In his drawings, prints, sculptures, books, films, installations and performances, the contemporary South African artist William Kentridge creates layered, complex narratives that connect the personal and the political. Pentagram has designed William Kentridge: Five Themes, a book that accompanies a major survey of the artist that debuted at SFMOMA in 2009 and again in 2010 at the Museum of Modern Art in New York. The designers worked with Kentridge to develop different strategies to present this remarkably diverse body of work.
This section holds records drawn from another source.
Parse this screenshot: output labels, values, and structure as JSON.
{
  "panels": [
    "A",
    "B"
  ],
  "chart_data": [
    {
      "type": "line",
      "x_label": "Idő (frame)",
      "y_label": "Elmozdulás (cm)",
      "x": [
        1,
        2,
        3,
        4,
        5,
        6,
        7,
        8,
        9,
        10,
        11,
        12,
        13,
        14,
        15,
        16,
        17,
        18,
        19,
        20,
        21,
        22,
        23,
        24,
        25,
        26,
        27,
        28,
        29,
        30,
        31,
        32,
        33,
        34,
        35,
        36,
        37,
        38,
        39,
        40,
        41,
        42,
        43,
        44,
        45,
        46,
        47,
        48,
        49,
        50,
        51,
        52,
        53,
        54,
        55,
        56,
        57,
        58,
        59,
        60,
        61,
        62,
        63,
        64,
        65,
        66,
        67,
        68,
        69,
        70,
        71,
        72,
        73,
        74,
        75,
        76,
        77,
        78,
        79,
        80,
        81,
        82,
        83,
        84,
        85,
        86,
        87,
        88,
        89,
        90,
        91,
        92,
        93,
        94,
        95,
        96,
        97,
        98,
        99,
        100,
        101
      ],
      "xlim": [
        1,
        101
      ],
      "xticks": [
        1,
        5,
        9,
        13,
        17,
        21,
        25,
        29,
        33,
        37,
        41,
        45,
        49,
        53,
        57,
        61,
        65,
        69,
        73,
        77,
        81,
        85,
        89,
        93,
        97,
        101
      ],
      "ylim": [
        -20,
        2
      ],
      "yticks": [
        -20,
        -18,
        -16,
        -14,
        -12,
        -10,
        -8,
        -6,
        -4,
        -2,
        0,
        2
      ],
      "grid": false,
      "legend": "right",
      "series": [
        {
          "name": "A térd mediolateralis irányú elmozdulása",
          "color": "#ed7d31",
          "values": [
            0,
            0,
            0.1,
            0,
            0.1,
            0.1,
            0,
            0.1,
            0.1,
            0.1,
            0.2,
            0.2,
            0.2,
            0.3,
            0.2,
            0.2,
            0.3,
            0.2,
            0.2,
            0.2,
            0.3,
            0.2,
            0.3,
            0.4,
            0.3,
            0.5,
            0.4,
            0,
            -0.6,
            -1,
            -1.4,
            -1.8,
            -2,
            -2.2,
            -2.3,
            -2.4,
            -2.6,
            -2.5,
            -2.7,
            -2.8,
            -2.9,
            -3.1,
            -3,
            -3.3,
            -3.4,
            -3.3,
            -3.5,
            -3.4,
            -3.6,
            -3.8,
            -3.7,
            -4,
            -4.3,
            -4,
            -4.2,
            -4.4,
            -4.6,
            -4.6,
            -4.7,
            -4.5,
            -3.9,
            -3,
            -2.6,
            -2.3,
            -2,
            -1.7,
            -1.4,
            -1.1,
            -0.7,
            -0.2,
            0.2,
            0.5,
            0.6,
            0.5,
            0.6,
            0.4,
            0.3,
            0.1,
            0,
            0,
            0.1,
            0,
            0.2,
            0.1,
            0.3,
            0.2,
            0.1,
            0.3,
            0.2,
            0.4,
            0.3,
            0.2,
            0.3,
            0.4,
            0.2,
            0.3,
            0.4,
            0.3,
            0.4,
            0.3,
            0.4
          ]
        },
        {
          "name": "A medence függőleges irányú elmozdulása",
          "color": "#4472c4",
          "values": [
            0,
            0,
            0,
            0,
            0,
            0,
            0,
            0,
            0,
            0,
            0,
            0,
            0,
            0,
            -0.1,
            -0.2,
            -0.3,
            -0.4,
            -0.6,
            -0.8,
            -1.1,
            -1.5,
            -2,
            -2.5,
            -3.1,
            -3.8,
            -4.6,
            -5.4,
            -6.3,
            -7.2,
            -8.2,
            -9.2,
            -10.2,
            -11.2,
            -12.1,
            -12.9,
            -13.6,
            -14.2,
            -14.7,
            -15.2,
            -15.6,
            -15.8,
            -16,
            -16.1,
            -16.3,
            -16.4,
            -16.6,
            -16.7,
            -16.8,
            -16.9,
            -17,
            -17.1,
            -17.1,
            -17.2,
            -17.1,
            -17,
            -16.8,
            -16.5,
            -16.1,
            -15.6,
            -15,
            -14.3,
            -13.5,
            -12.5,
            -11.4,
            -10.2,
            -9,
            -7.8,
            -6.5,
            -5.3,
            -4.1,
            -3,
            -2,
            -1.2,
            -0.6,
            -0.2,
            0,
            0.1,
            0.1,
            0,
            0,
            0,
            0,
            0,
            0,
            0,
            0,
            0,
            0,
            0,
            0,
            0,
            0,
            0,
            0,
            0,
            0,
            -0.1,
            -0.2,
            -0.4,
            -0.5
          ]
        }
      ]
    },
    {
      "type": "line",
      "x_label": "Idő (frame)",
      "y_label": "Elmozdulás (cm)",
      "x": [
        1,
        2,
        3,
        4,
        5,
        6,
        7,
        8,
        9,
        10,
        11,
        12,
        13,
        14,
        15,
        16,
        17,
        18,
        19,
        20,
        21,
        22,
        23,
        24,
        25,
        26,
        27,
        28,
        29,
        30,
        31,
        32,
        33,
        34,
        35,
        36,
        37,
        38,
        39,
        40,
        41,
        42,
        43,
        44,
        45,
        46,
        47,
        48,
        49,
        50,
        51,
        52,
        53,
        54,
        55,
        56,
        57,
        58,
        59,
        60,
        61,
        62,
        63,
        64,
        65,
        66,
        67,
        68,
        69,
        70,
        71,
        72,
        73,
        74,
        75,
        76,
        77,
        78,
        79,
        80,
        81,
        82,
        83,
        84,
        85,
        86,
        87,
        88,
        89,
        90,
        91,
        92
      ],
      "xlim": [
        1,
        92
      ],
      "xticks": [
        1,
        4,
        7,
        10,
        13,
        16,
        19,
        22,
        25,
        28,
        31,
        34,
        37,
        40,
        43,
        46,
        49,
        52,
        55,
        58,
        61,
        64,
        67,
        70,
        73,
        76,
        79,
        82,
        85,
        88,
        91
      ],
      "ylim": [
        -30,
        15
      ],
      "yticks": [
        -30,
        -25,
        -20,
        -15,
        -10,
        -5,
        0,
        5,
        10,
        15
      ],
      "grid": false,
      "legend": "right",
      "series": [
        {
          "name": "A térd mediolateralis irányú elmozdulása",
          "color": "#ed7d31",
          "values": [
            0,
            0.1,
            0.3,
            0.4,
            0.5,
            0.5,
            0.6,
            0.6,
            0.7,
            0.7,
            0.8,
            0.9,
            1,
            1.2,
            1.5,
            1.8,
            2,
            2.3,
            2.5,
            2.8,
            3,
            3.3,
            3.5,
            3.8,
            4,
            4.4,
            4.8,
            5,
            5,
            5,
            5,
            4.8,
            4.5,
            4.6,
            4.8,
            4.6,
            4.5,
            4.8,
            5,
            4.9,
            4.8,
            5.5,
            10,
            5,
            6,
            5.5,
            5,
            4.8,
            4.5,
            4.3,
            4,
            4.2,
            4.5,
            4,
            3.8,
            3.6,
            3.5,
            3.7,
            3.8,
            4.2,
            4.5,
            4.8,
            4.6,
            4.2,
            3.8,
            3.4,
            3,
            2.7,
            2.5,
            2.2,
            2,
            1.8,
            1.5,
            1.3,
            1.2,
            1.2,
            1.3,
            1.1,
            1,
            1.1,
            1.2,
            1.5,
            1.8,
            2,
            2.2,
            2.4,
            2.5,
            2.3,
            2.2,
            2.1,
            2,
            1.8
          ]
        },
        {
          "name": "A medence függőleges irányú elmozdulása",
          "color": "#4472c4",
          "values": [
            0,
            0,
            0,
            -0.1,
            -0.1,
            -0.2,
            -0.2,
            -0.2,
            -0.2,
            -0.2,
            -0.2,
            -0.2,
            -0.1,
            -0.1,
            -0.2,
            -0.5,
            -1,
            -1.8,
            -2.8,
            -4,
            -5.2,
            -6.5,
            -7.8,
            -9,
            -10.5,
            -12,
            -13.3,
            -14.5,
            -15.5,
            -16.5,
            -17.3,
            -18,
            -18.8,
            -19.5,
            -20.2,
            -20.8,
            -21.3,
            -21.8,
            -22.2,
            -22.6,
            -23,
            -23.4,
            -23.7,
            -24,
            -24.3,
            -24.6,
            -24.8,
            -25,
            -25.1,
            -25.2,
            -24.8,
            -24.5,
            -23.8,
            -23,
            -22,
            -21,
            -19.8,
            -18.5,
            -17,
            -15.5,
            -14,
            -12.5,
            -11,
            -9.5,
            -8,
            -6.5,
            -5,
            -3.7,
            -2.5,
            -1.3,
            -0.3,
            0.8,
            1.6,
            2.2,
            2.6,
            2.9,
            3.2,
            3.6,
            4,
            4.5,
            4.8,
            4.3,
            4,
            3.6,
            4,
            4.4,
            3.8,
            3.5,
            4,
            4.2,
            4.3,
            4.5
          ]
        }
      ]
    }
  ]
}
The exhibition William Kentridge: Five Themes presents over 75 works in five major series the artist has completed since the 1980s. Kentridge’s art addresses political and social themes inspired by his native South Africa through narratives of history and fictional characters. One his best-known series focuses on a fictional industrialist named Soho Eckstein and his alter ego Felix Teitlebaum; another is inspired by the South African Truth and Reconciliation Commission hearings of the mid-90s. Newer work has expanded from the context of South Africa to more universal stories. One section of the exhibition, “Sarastro & The Master’s Voice,” is devoted to his stage designs for Mozart’s The Magic Flute, and the newest work in the show focuses on Kentridge’s full-scale opera production for The Nose, premiering at the Metropolitan Opera this year.
In the catalogue each of these sections opens with an image that layers the title of the section over source material from the artist: maps, sketches, assemblages. The designers developed the "WK5" graphic as a way of pulling together the five bodies of work into an iconic oeuvre. In the San Francisco installation, this typography was also used for titling within the exhibition.
Kentridge is perhaps best known for his animated films—the artist calls them “drawings for projection”—in which he films sequences of drawings as they are reworked by hand, frame by frame. The book presents segments from several of these films as progressions of individual frames or stills, with the images consecutively “growing” or getting larger in a cinematic band across the pages and subsequent spreads. This treatment conveys the drawings’ status as stills but also as individual images or artworks, allowing the reader to examine Kentridge’s technique for the duration of the film.
The five sections of the catalogue are separated by essays; among these pages the typography hugs the bottom edge of the page and, like the stills, "grows" upward. The book also includes a “stereo” interview between Kentridge and Michael Auping, chief curator of the Modern Art Museum of Fort Worth. This is presented as a stream of dialogue in which Kentridge has gone back in and rewritten or reworked his own responses in a more conversational voice, with the commentary appearing as highlighted blocks of text inserted into the interview. Included in the back of the book is a DVD that contains footage of Kentridge at work and segments of several films.